Is it Honda’s time to end long wait?

It has been 28 years since Honda savoured a triumph on home soil but this season surely represents its best chance in decades. In the early years of the hybrid era it endured humiliation at the venue which it owns but its progress, and switch to powering Red Bull, has propelled it into contention for victories at points this year. It has triumphed twice and is now among the big boys. It compromised its prospects in Russia, taking penalties to get fresher power units, and while the days of a ‘Suzuka special’ are long gone, it is a place where it can risk turning it up to 11 – with no title on the line – as it did in Austria. Win or bust and to hell with the rest of the season? Not quite, but this is an important weekend for Honda to demonstrate its progress to its home spectators, particularly with the board yet to commit officially beyond 2020.  

Can Ferrari keep a lid on driver tensions?
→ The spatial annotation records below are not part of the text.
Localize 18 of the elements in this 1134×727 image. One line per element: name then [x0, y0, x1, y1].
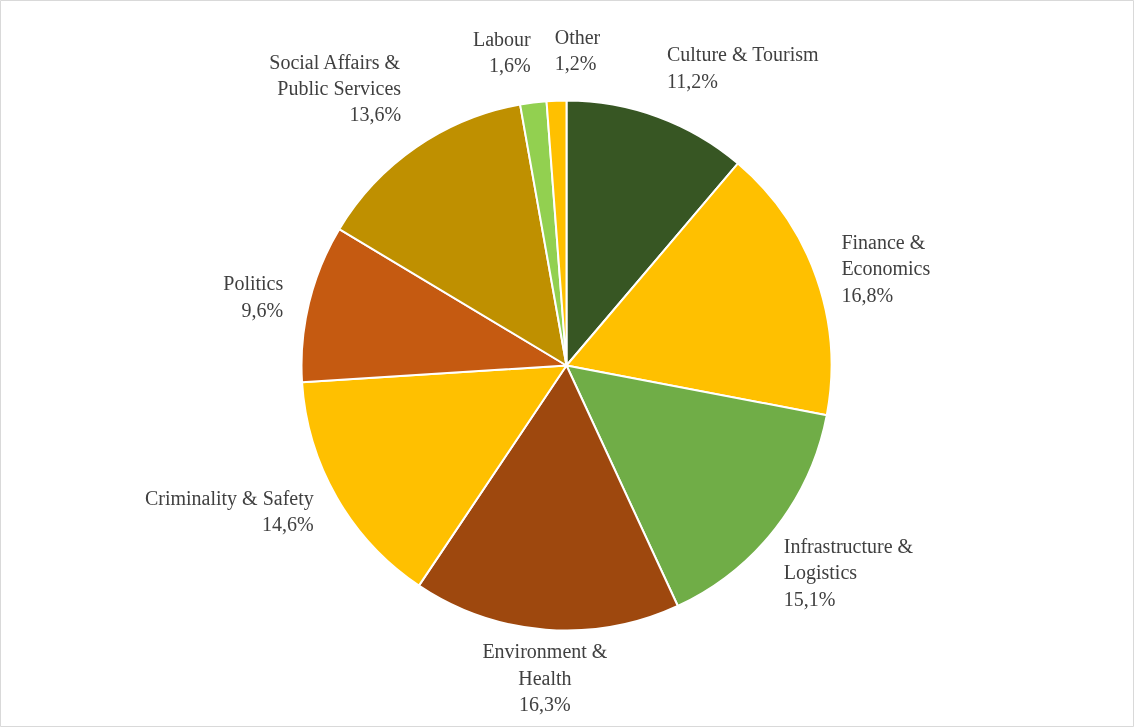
data-label: 11,2% — [666, 69, 718, 92]
data-label: 14,6% — [262, 512, 314, 535]
slice-label: Finance & Economics — [841, 231, 931, 280]
data-label: 1,2% — [554, 52, 597, 75]
slice-label: Culture & Tourism — [666, 43, 819, 66]
slice-label: Criminality & Safety — [144, 486, 314, 510]
data-label: 1,6% — [489, 54, 531, 77]
slice-label: Politics — [223, 272, 284, 295]
data-label: 15,1% — [783, 587, 836, 610]
slice-label: Environment & Health — [482, 640, 608, 689]
slice-label: Social Affairs & Public Services — [269, 50, 402, 100]
data-label: 16,8% — [841, 283, 894, 306]
data-label: 16,3% — [519, 693, 571, 716]
data-label: 9,6% — [241, 298, 284, 321]
data-label: 13,6% — [349, 103, 402, 126]
slice-label: Other — [554, 25, 601, 48]
slice-label: Labour — [472, 27, 532, 50]
slice-label: Infrastructure & Logistics — [783, 535, 914, 585]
What would you do if you were Mattia Binotto? The excellent engineer turned Team Principal, for the first time, faces a serious driver management quandary. It is clear that, if not well maintained, the relationship between Sebastian Vettel and Charles Leclerc is likely to sour further. Vettel was irate at Leclerc for the Monza Q3 antics, for which Leclerc was held accountable, while Leclerc was miffed but understanding about the outcome in Singapore. Vettel’s refusal to concede the lead in Russia – “I would have passed him anyway” – raised eyebrows and while a becalmed Leclerc re-captured the position, it was done through strategy, albeit later denied by Ferrari that this was its intention. Leclerc is the in-form man, particularly in qualifying, but Vettel insists he is still as fast in race trim. Vettel is the heavily-paid four-time champion, Leclerc the rapidly rising protégé marked out as Ferrari’s future. There are now two roosters in the hen house, so how do you placate both?
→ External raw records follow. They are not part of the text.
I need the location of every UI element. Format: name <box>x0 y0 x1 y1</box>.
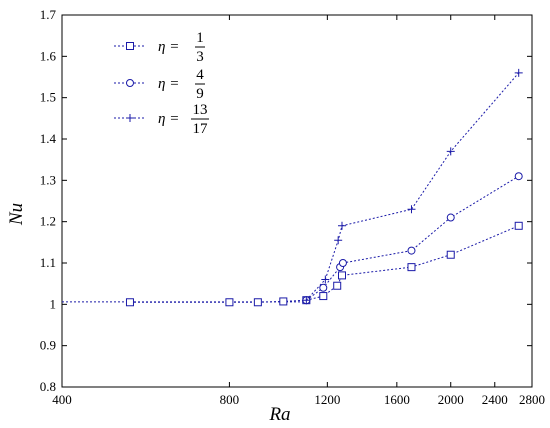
y-tick-label: 1 <box>50 296 57 311</box>
y-tick-label: 1.6 <box>40 48 57 63</box>
y-tick-label: 1.2 <box>40 214 56 229</box>
y-tick-label: 1.1 <box>40 255 56 270</box>
x-tick-label: 800 <box>220 392 240 407</box>
x-tick-label: 2800 <box>519 392 545 407</box>
y-tick-label: 1.4 <box>40 131 57 146</box>
data-point-circle <box>126 79 134 87</box>
legend-denominator: 3 <box>196 49 204 65</box>
data-point-square <box>279 297 288 306</box>
data-point-square <box>225 298 234 307</box>
legend-entry: η = 13 17 <box>114 102 209 137</box>
y-tick-label: 1.5 <box>40 90 56 105</box>
data-point-circle <box>319 283 328 292</box>
legend-numerator: 4 <box>196 67 204 83</box>
series-square <box>125 221 523 307</box>
legend-entry: η = 1 3 <box>114 30 205 65</box>
x-tick-label: 1200 <box>314 392 340 407</box>
x-axis-title: Ra <box>268 404 290 425</box>
legend-entry: η = 4 9 <box>114 67 205 102</box>
x-tick-label: 400 <box>52 392 72 407</box>
data-point-plus <box>407 205 416 214</box>
legend-denominator: 9 <box>196 86 204 102</box>
series-layer <box>62 68 523 307</box>
data-point-square <box>126 42 134 50</box>
legend-numerator: 1 <box>196 30 204 46</box>
y-tick-label: 0.9 <box>40 338 56 353</box>
data-point-circle <box>338 259 347 267</box>
data-point-square <box>514 221 523 230</box>
data-point-square <box>333 281 342 290</box>
data-point-plus <box>514 68 523 77</box>
legend-label: η = <box>158 76 179 92</box>
legend-label: η = <box>158 39 179 55</box>
data-point-circle <box>514 172 523 181</box>
series-plus <box>302 68 523 305</box>
data-point-plus <box>446 147 455 156</box>
data-point-square <box>319 292 328 301</box>
data-point-plus <box>302 296 311 305</box>
series-circle <box>302 172 523 305</box>
y-axis-title: Nu <box>6 203 27 226</box>
data-point-circle <box>446 213 455 222</box>
data-point-circle <box>407 246 416 255</box>
plot-frame <box>61 14 533 388</box>
data-point-plus <box>334 236 343 245</box>
data-point-plus <box>321 275 330 284</box>
legend-numerator: 13 <box>193 102 208 118</box>
data-point-square <box>253 298 262 307</box>
x-tick-label: 1600 <box>384 392 410 407</box>
data-point-square <box>337 271 346 280</box>
data-point-square <box>407 263 416 272</box>
data-point-plus <box>337 221 346 230</box>
legend-label: η = <box>158 111 179 127</box>
data-point-square <box>446 250 455 259</box>
y-tick-label: 0.8 <box>40 379 56 394</box>
legend-denominator: 17 <box>193 121 209 137</box>
y-tick-label: 1.7 <box>40 7 57 22</box>
axis-ticks: 400 800 1200 1600 2000 2400 2800 0.8 0.9 1 1.1 1.2 1… <box>40 7 545 407</box>
y-tick-label: 1.3 <box>40 172 56 187</box>
x-tick-label: 2000 <box>438 392 464 407</box>
x-tick-label: 2400 <box>482 392 508 407</box>
data-point-square <box>125 298 134 307</box>
data-point-plus <box>126 114 134 122</box>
Can Racing Point keep racing for points?

This year has been a rebuilding one for Racing Point (nee Force India) in the wake of its mid-2018 takeover that prompted compromises with its early 2019 package. Having begun the year with a basic car it understandably struggled to fight for the top 10, scoring just two points in a six-race spell through the spring. But it introduced a three-part upgrade package across Germany, Hungary and Singapore, and since then has been back in the mix. Sergio Perez has scored a sixth and two sevenths, while Lance Stroll can consider himself unfortunate not to have added to his tally. Saturday pace remains a relative weakness but Sunday speed has now improved to the extent that Racing Point is back in contention to fight Renault and McLaren. It surely now has eyes on Toro Rosso’s sixth place which, given all that has happened, and the improvements made by its opponents, would represent a fine finishing position.
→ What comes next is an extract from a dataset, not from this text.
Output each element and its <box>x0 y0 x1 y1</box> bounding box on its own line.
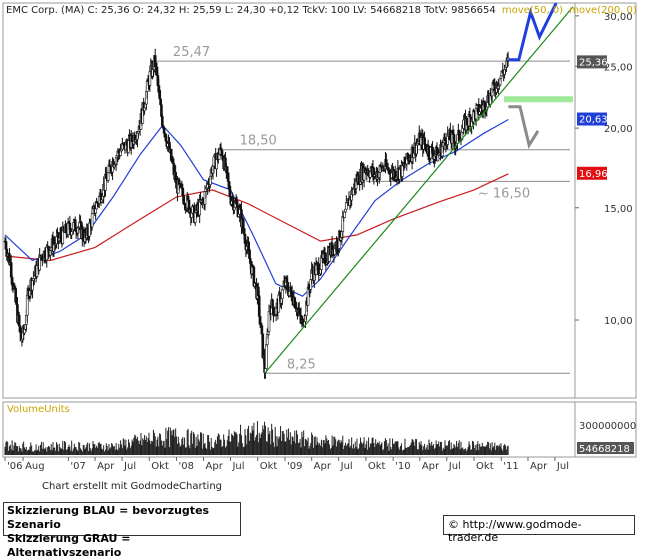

Can Raikkonen get out of current slump?

While Racing Point has progressed, Alfa Romeo has comparatively regressed, with Kimi Raikkonen point-less in four races. Whereas once he led the closely-contested midfield he is now down in P14, albeit just four points behind Lando Norris in P9. Alfa Romeo has suffered for pace recently but equally Raikkonen has made more errors than usual. Two crashes in Italy blighted a thoroughly languid weekend while in Singapore he clashed with Daniil Kvyat, and in Russia a scruffy Q2 effort and jump start skewered what little points prospects he had. A season that began in fine fashion, with points at each of the opening four events, is at risk of fizzling out in disappointment.